I have converted my BERT-trained model from PyTorch to ONNX and from ONNX to TensorRt. The challenge I am having now is getting the TensorRt model to return the probability values given an input text. When using the PyTorch or ONNX versions, the models take as input the input_ids and attention mask and yield the predictions (input_text_prediction --see below). Given that the TensorRt is the final conversion of the original PyTorch model, my intuition tells me that the TensorRt also needs to take the same inputs. I have been reading/following this guideline, but it seems like their approach is too complex, or am I oversimplifying the inference process using TensorRt?
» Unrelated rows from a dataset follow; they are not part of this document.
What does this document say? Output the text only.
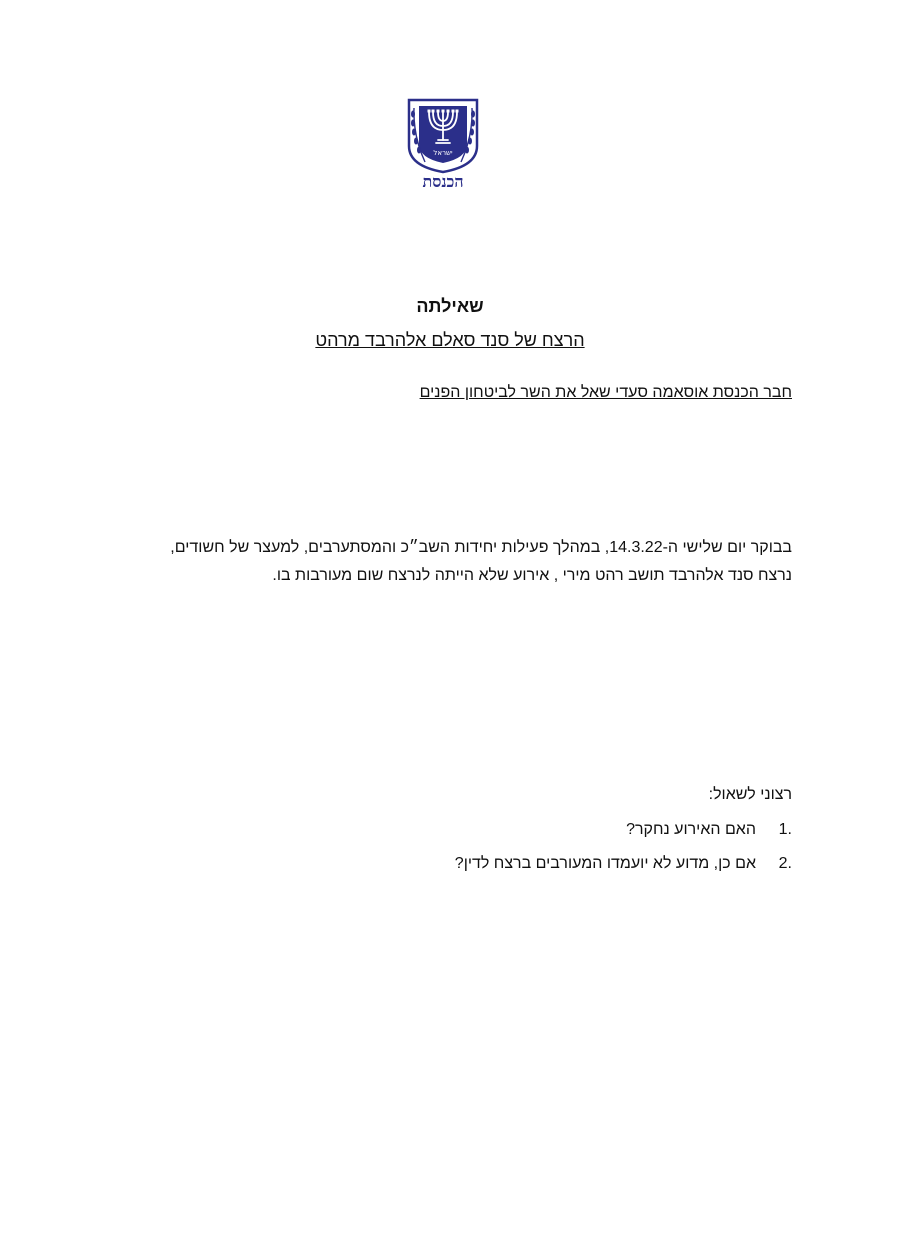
ישראל
הכנסת
שאילתה
הרצח של סנד סאלם אלהרבד מרהט
חבר הכנסת אוסאמה סעדי שאל את השר לביטחון הפנים

בבוקר יום שלישי ה-14.3.22, במהלך פעילות יחידות השב״כ והמסתערבים, למעצר של חשודים,

נרצח סנד אלהרבד תושב רהט מירי , אירוע שלא הייתה לנרצח שום מעורבות בו.

רצוני לשאול:
1.
האם האירוע נחקר?
2.
אם כן, מדוע לא יועמדו המעורבים ברצח לדין?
Yes, I have done my Google/StackOverflow research and have not found an answer/guideline besides the above link. Any help/guidance resources are greatly appreciated.
if ONNX:
ort_inputs = {'input_ids': encoding["input_ids"].cpu().reshape(1, 512).numpy(),
'input_mask': encoding["attention_mask"].cpu().reshape(1, 512).numpy()}
ort_outputs = session_name.run(None, ort_inputs) ## session_name--> generally defined
input_text_prediction = list(ort_outputs[0][0])
if pytorch_model:
input_text_prediction = model_name(encoding["input_ids"], encoding["attention_mask"])
input_text_prediction = input_text_prediction.detach().numpy()[0]